「这电视我真服了,好人也打码啊,你不露名字我怎麽联系!?」
电视机前。
有人实在是忍不住开口骂人。
但很明显。
这些声音传不进电视中。
随着剪辑过的录像带,在法官宣判的那一刻播放完毕。
记者重新开口道:
「这起案件再次敲响警钟。」
「精神病不是犯罪分子的「挡箭牌』,更不是「免死金牌』!」
「法律的温度,体现在不枉不纵、治病救人,对严重肇事肇祸精神患者,滥用精神病身份规避处罚的,坚决依法严惩,维护司法权威!」
「本期《法治在线》就到这里,感谢收看。」
「我们下期再见。
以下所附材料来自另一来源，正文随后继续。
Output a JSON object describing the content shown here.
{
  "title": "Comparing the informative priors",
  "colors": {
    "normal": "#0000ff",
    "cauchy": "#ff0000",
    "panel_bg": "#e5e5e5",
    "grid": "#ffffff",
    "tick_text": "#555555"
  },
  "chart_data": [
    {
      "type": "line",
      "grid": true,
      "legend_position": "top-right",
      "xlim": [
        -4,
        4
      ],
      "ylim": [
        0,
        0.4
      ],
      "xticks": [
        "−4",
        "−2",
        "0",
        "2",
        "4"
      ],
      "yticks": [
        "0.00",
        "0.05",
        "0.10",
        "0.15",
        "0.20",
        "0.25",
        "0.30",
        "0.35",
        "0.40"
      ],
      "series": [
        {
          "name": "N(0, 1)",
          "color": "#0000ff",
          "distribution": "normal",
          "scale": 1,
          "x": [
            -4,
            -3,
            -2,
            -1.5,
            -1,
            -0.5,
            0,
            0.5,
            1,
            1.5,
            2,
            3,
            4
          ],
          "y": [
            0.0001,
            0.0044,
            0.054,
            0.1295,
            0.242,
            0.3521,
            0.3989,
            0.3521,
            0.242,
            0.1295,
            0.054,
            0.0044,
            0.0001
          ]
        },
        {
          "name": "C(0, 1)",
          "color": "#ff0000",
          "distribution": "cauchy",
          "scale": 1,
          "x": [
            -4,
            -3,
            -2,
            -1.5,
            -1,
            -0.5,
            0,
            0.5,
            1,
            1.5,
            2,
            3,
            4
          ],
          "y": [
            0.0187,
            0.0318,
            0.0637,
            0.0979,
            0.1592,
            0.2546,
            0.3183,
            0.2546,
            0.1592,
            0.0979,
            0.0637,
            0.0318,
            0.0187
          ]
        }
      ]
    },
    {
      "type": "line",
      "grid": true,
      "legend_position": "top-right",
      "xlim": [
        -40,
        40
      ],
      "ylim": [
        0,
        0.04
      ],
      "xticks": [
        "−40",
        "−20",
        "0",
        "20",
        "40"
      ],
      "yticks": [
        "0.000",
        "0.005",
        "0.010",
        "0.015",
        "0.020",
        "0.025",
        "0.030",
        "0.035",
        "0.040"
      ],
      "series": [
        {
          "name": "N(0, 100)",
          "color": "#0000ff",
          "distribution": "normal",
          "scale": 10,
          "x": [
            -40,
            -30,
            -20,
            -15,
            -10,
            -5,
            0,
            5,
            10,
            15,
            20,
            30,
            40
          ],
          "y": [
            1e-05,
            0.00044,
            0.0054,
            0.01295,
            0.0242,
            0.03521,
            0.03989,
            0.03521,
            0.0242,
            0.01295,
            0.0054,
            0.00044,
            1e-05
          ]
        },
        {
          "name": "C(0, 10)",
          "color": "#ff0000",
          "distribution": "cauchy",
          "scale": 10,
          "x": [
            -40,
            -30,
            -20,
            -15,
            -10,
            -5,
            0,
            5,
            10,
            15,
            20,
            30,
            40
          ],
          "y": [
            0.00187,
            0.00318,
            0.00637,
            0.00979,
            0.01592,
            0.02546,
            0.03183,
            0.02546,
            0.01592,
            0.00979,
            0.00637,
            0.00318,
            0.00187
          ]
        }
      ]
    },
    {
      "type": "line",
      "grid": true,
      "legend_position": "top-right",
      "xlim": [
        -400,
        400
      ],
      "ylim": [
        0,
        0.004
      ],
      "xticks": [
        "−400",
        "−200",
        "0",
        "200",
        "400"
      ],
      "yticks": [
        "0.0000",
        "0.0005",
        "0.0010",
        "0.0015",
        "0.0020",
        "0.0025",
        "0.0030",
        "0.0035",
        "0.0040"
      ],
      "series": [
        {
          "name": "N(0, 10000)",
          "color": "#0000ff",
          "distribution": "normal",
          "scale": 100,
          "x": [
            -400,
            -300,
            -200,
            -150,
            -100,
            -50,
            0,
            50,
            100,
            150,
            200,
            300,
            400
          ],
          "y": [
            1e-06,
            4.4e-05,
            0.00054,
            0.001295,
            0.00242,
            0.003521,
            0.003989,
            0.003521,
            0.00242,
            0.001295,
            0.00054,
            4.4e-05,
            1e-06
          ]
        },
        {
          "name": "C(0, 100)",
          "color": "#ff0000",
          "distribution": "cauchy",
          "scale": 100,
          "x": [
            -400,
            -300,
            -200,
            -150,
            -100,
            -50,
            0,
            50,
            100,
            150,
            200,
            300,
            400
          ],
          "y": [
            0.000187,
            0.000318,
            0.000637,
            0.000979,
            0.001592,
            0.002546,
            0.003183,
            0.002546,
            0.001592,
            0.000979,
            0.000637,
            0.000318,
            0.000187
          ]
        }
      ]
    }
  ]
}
」
话落後。
片尾音乐声响起,字幕浮现。
主持人假装很忙的开始收拾起材料。
而随着节目结束。
电视前的众人,却明显还沉浸在案件之中。
绿森市。
大厅内,站住脚跟的韩长军沉默良久,旋即长长一叹,落寞离开,内心宛若刀搅。
高档小区。
借酒消愁的张伟看完後,他再次陷入沉默,内心酸涩。
海城。
红圈所,康达律师事务所中。
高管关上面前的电脑,他走到落地窗前,看着外面的霓虹灯,良久,呢喃着。
「徐某. ..有点意思,哪家律所的?」
燕京。
红圈律所。
这里是,金君律师事务所。
全国排名前三的超大型律所!
如果说律所的道路有终点,那麽,金君律所一定屹立在终点线处!
此时。
大厅中。
一个年轻律师收回看公共电视的眼神。
他叫许晨。
不到三十岁,便成为红圈所的金牌律师,素有威名,每天不是接案,就是在打官司的路上,日日熬到淩晨才罢休。
没人知道他为什麽这麽卷,但现在. . .….…
「徐德!」
看着那熟悉的人脸,许晨的拳头紧握。
徐德曾来过金君律所。
对方大学毕业後,便来过红圈所实习。
在实习期,两人因为一些资源开始竞争,胜者留下,败者离开,徐德走了...但胜者也是对方。而自己目前拥有的,却是对方所不要的。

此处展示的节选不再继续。